How to Spot ‘Misclassification’ in Two Easy Steps (This Is Important)
Misclassification is a serious issue for freelancers. In short, this occurs when you are hired by a company as an “independent contractor,” but the longer you work for the business, you suspect that you are being treated like the rest of the employees.
What’s the problem with misclassification? Isn’t it great to be connected with a workplace, have a community, and have the accountability of a boss and hierarchy? Isn’t it just a different form when tax season rolls around?
While it depends on your priorities, the answer overall is no. Misclassification is harmful to your business as a freelancer because it denies you some basic working rights.
It is also an epidemic that has large-scale tax law implications. The company that hired you as an independent contractor could be in serious trouble for misclassifying, and it’s better to avoid the situation than to try and rectify it once you’re involved.
The implication of misclassification, for you as the freelancer, is that you are not having income withheld for taxes, and you are not receiving benefits like a retirement account or health insurance. These are two important boons that employees enjoy in return for a reduction in freedom.

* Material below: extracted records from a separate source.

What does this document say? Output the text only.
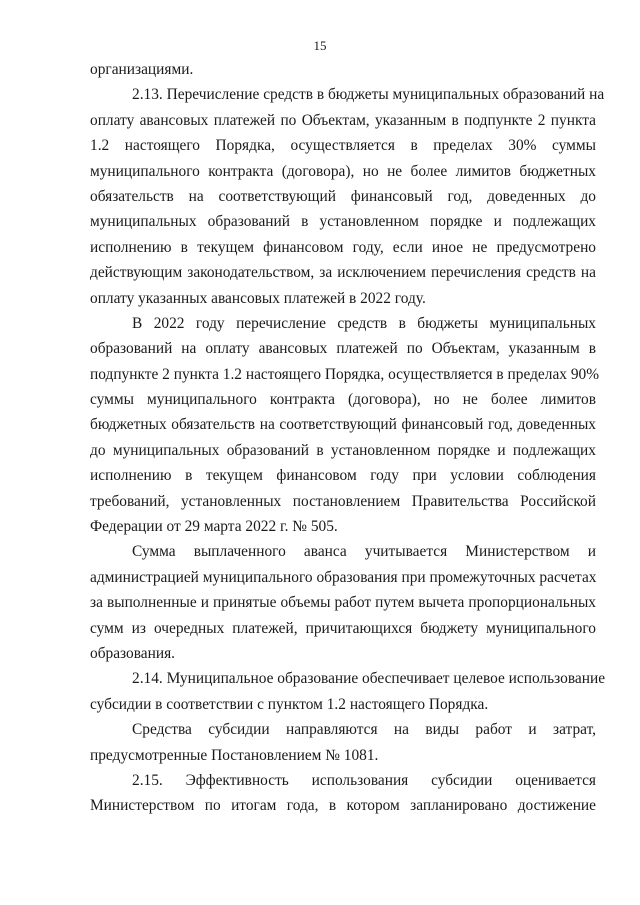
15
организациями.
2.13. Перечисление средств в бюджеты муниципальных образований на
оплату авансовых платежей по Объектам, указанным в подпункте 2 пункта
1.2 настоящего Порядка, осуществляется в пределах 30% суммы
муниципального контракта (договора), но не более лимитов бюджетных
обязательств на соответствующий финансовый год, доведенных до
муниципальных образований в установленном порядке и подлежащих
исполнению в текущем финансовом году, если иное не предусмотрено
действующим законодательством, за исключением перечисления средств на
оплату указанных авансовых платежей в 2022 году.
В 2022 году перечисление средств в бюджеты муниципальных
образований на оплату авансовых платежей по Объектам, указанным в
подпункте 2 пункта 1.2 настоящего Порядка, осуществляется в пределах 90%
суммы муниципального контракта (договора), но не более лимитов
бюджетных обязательств на соответствующий финансовый год, доведенных
до муниципальных образований в установленном порядке и подлежащих
исполнению в текущем финансовом году при условии соблюдения
требований, установленных постановлением Правительства Российской
Федерации от 29 марта 2022 г. № 505.
Сумма выплаченного аванса учитывается Министерством и
администрацией муниципального образования при промежуточных расчетах
за выполненные и принятые объемы работ путем вычета пропорциональных
сумм из очередных платежей, причитающихся бюджету муниципального
образования.
2.14. Муниципальное образование обеспечивает целевое использование
субсидии в соответствии с пунктом 1.2 настоящего Порядка.
Средства субсидии направляются на виды работ и затрат,
предусмотренные Постановлением № 1081.
2.15. Эффективность использования субсидии оценивается
Министерством по итогам года, в котором запланировано достижение
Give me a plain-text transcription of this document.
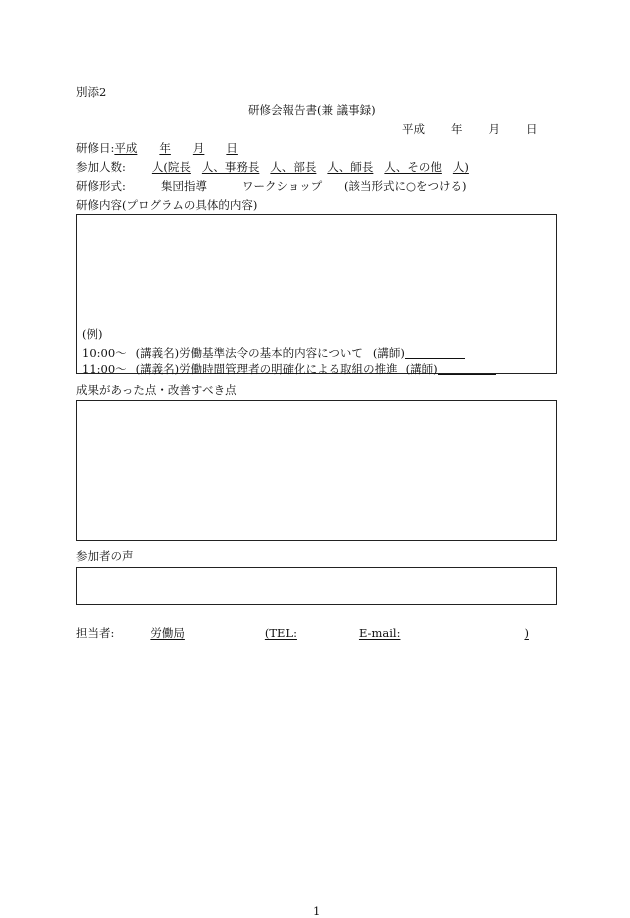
別添2
研修会報告書(兼 議事録)
平成 年 月 日
研修日:平成 年 月 日
参加人数: 人(院長 人、事務長 人、部長 人、師長 人、その他 人)
研修形式:	集団指導	ワークショップ (該当形式に○をつける)
研修内容(プログラムの具体的内容)
(例)
10:00～ (講義名)労働基準法令の基本的内容について (講師)
11:00～ (講義名)労働時間管理者の明確化による取組の推進 (講師)
成果があった点・改善すべき点
参加者の声
担当者:	労働局	(TEL:	E-mail:	)
1
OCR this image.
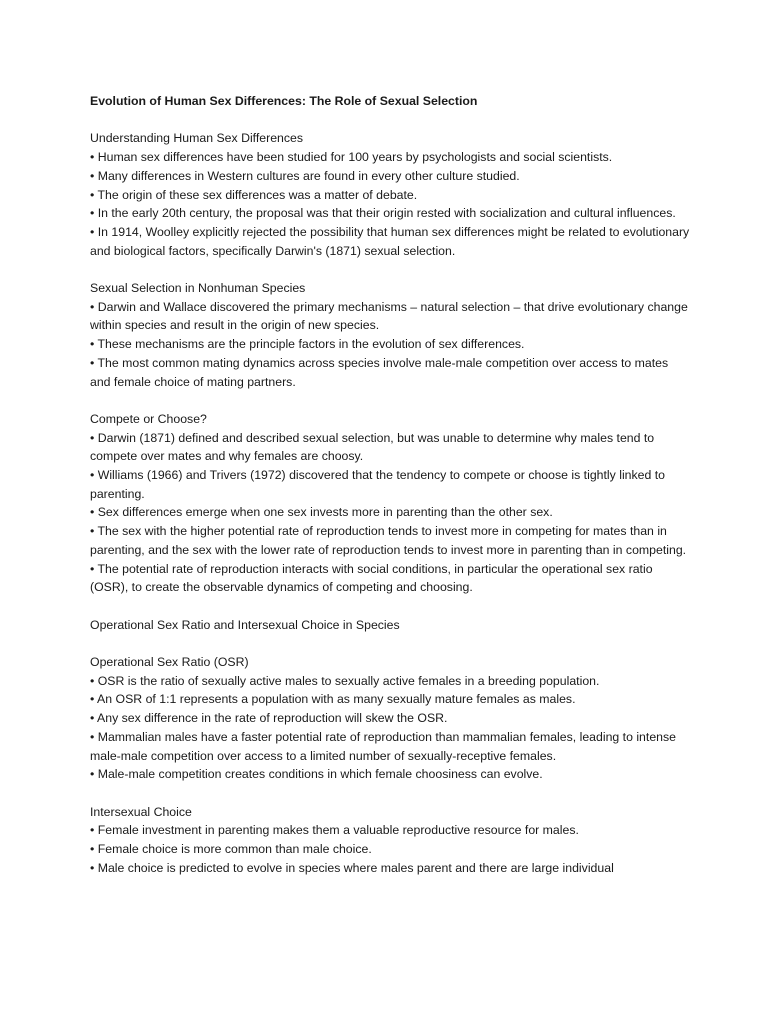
Evolution of Human Sex Differences: The Role of Sexual Selection

Understanding Human Sex Differences

• Human sex differences have been studied for 100 years by psychologists and social scientists.

• Many differences in Western cultures are found in every other culture studied.

• The origin of these sex differences was a matter of debate.

• In the early 20th century, the proposal was that their origin rested with socialization and cultural influences.

• In 1914, Woolley explicitly rejected the possibility that human sex differences might be related to evolutionary and biological factors, specifically Darwin's (1871) sexual selection.

Sexual Selection in Nonhuman Species

• Darwin and Wallace discovered the primary mechanisms – natural selection – that drive evolutionary change within species and result in the origin of new species.

• These mechanisms are the principle factors in the evolution of sex differences.

• The most common mating dynamics across species involve male-male competition over access to mates and female choice of mating partners.

Compete or Choose?

• Darwin (1871) defined and described sexual selection, but was unable to determine why males tend to compete over mates and why females are choosy.

• Williams (1966) and Trivers (1972) discovered that the tendency to compete or choose is tightly linked to parenting.

• Sex differences emerge when one sex invests more in parenting than the other sex.

• The sex with the higher potential rate of reproduction tends to invest more in competing for mates than in parenting, and the sex with the lower rate of reproduction tends to invest more in parenting than in competing.

• The potential rate of reproduction interacts with social conditions, in particular the operational sex ratio (OSR), to create the observable dynamics of competing and choosing.

Operational Sex Ratio and Intersexual Choice in Species

Operational Sex Ratio (OSR)

• OSR is the ratio of sexually active males to sexually active females in a breeding population.

• An OSR of 1:1 represents a population with as many sexually mature females as males.

• Any sex difference in the rate of reproduction will skew the OSR.

• Mammalian males have a faster potential rate of reproduction than mammalian females, leading to intense male-male competition over access to a limited number of sexually-receptive females.

• Male-male competition creates conditions in which female choosiness can evolve.

Intersexual Choice

• Female investment in parenting makes them a valuable reproductive resource for males.

• Female choice is more common than male choice.

• Male choice is predicted to evolve in species where males parent and there are large individual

As an independent contractor, you deserve to either be hired as an employee and receive full benefits, or to be classified correctly as an independent contractor and treated thus.
Some long-term gigs are nebulous, and you can become extremely involved in a company as a freleancer, to the point that you may feel like an employee simply from familiarity. How do you know if you’re being misclassified at a current job, or if a potential gig is not classified correctly?

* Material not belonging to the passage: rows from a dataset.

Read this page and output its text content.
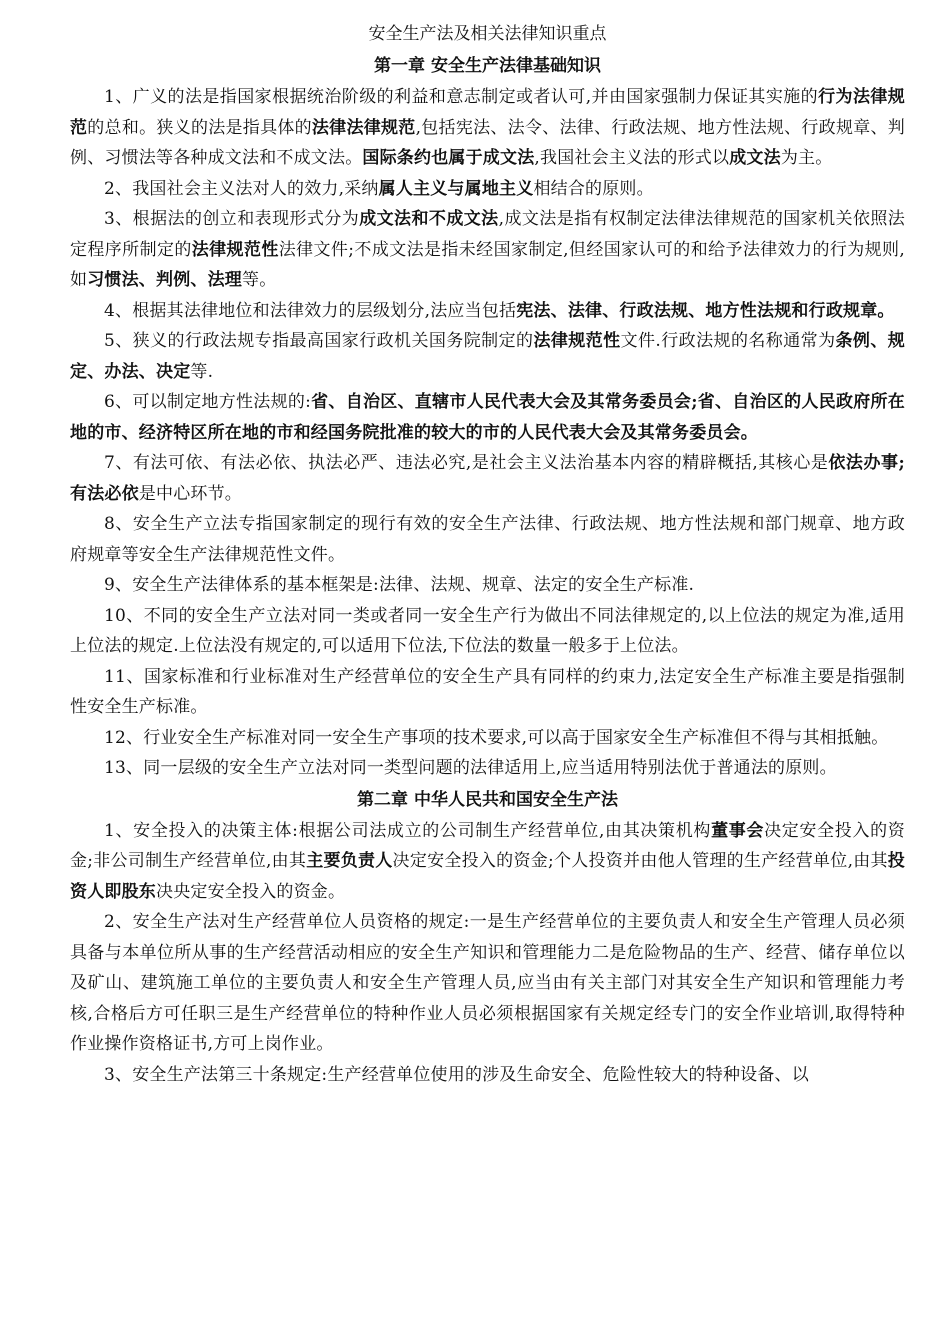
安全生产法及相关法律知识重点
第一章 安全生产法律基础知识

1、广义的法是指国家根据统治阶级的利益和意志制定或者认可,并由国家强制力保证其实施的行为法律规范的总和。狭义的法是指具体的法律法律规范,包括宪法、法令、法律、行政法规、地方性法规、行政规章、判例、习惯法等各种成文法和不成文法。国际条约也属于成文法,我国社会主义法的形式以成文法为主。

2、我国社会主义法对人的效力,采纳属人主义与属地主义相结合的原则。

3、根据法的创立和表现形式分为成文法和不成文法,成文法是指有权制定法律法律规范的国家机关依照法定程序所制定的法律规范性法律文件;不成文法是指未经国家制定,但经国家认可的和给予法律效力的行为规则,如习惯法、判例、法理等。

4、根据其法律地位和法律效力的层级划分,法应当包括宪法、法律、行政法规、地方性法规和行政规章。

5、狭义的行政法规专指最高国家行政机关国务院制定的法律规范性文件.行政法规的名称通常为条例、规定、办法、决定等.

6、可以制定地方性法规的:省、自治区、直辖市人民代表大会及其常务委员会;省、自治区的人民政府所在地的市、经济特区所在地的市和经国务院批准的较大的市的人民代表大会及其常务委员会。

7、有法可依、有法必依、执法必严、违法必究,是社会主义法治基本内容的精辟概括,其核心是依法办事;有法必依是中心环节。

8、安全生产立法专指国家制定的现行有效的安全生产法律、行政法规、地方性法规和部门规章、地方政府规章等安全生产法律规范性文件。

9、安全生产法律体系的基本框架是:法律、法规、规章、法定的安全生产标准.

10、不同的安全生产立法对同一类或者同一安全生产行为做出不同法律规定的,以上位法的规定为准,适用上位法的规定.上位法没有规定的,可以适用下位法,下位法的数量一般多于上位法。

11、国家标准和行业标准对生产经营单位的安全生产具有同样的约束力,法定安全生产标准主要是指强制性安全生产标准。

12、行业安全生产标准对同一安全生产事项的技术要求,可以高于国家安全生产标准但不得与其相抵触。

13、同一层级的安全生产立法对同一类型问题的法律适用上,应当适用特别法优于普通法的原则。

第二章 中华人民共和国安全生产法

1、安全投入的决策主体:根据公司法成立的公司制生产经营单位,由其决策机构董事会决定安全投入的资金;非公司制生产经营单位,由其主要负责人决定安全投入的资金;个人投资并由他人管理的生产经营单位,由其投资人即股东决央定安全投入的资金。

2、安全生产法对生产经营单位人员资格的规定:一是生产经营单位的主要负责人和安全生产管理人员必须具备与本单位所从事的生产经营活动相应的安全生产知识和管理能力二是危险物品的生产、经营、储存单位以及矿山、建筑施工单位的主要负责人和安全生产管理人员,应当由有关主部门对其安全生产知识和管理能力考核,合格后方可任职三是生产经营单位的特种作业人员必须根据国家有关规定经专门的安全作业培训,取得特种作业操作资格证书,方可上岗作业。

3、安全生产法第三十条规定:生产经营单位使用的涉及生命安全、危险性较大的特种设备、以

There are two easy “tells,” and these are the questions that you should ask yourself (or your interviewer):
Do you have to conform to all workplace schedules and rules?
Do you clock in and clock out at a specified time? Do you take a pre-appointed lunch time with all of the other employees? Do you have to attend all team meetings? Do you have to sit for employee evaluations with a boss? Do you have to follow extremely specific rules and regulations that are unique to the company? Do you have to work off the clock?

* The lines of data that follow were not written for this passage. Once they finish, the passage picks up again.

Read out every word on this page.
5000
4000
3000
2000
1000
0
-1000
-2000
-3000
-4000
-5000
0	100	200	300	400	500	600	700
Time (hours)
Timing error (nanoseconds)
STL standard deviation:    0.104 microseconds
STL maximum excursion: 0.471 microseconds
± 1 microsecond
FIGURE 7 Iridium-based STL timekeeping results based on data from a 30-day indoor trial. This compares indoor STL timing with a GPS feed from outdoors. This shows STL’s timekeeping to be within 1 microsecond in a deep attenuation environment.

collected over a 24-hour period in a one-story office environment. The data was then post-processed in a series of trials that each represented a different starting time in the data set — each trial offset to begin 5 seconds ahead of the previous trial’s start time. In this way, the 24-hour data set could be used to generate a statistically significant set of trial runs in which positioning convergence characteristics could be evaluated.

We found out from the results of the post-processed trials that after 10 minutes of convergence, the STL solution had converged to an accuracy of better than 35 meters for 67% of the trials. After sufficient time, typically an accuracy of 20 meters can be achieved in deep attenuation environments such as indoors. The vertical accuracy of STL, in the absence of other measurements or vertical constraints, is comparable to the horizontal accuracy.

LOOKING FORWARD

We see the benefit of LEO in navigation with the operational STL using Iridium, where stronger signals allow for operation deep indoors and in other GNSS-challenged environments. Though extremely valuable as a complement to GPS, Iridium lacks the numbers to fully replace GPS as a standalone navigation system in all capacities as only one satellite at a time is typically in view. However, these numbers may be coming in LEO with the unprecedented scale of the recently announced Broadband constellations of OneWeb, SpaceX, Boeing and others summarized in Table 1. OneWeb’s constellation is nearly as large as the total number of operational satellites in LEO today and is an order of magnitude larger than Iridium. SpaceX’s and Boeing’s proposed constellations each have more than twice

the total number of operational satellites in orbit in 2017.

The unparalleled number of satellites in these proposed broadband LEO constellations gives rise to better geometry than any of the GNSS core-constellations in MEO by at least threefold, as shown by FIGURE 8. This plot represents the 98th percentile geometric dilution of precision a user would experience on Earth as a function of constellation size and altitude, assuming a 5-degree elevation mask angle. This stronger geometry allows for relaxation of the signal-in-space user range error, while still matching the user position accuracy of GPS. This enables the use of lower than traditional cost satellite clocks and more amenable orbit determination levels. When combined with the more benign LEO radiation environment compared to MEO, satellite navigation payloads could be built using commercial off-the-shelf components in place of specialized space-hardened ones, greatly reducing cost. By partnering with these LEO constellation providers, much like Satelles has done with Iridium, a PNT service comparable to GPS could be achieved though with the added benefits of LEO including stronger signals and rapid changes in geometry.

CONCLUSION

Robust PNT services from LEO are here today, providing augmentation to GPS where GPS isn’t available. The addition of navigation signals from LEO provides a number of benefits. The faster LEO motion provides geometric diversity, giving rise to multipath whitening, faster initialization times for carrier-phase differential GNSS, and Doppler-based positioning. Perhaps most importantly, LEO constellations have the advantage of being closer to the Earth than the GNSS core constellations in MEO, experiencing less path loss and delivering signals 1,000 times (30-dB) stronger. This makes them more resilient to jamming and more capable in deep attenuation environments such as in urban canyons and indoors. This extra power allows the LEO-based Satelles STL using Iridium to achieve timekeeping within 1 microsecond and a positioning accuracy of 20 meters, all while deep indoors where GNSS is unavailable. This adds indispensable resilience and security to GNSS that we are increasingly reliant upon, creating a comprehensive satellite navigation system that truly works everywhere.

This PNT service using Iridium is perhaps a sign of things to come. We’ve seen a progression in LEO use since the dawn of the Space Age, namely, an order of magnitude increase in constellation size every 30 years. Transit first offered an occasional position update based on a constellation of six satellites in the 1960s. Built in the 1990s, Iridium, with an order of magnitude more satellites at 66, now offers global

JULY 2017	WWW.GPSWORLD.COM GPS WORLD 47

This is an issue because independent contractors are, by nature, free. You are empowered, by the government, to pursue your work in the way that you prefer. Of course, the way this manifests in the real world is that you may end up following some workplace rules, as you see fit, because they are convenient for you or contribute to the ease of your work.
However, if you notice that the business that wants to use you as an independent contractor treats its freelancers exactly like employees when it comes to schedule, expectations, and procedures, you may want to investigate further to make sure that you are not being misclassified.
Can you use your own methods or tools?
Sometimes there are larger governing bodies than the hiring business that dictates certain methods. An obvious example would be that, as a building contractor, you cannot use lead paint or asbestos in construction – it’s not up to you or the business that hired you. There are some methods and rules that apply to everyone.
However, the general idea of independent contracting is that you use your own methods and your own tools. This is the “independent” part of the “independent contractor.” As a freelancer, you should be trusted that you have the expertise to conduct your business in the way that you see fit.
Private music teachers should have their own sheet music. Photographers should use their own equipment. Accountants should own the correct bookkeeping software necessary for their work. The idea is that a freelancer should have the freedom to move from one job to another with all of the tools that they need.
Of course, there are gray areas and fine lines. You may be willing to make one or two exceptions in order to fit into a company culture as a freelancer. However, make sure that you are assessing the big picture of your role in the company, and decide, based on tax law, if the work that you do is truly independent or if you should be enjoying the same benefits as employees.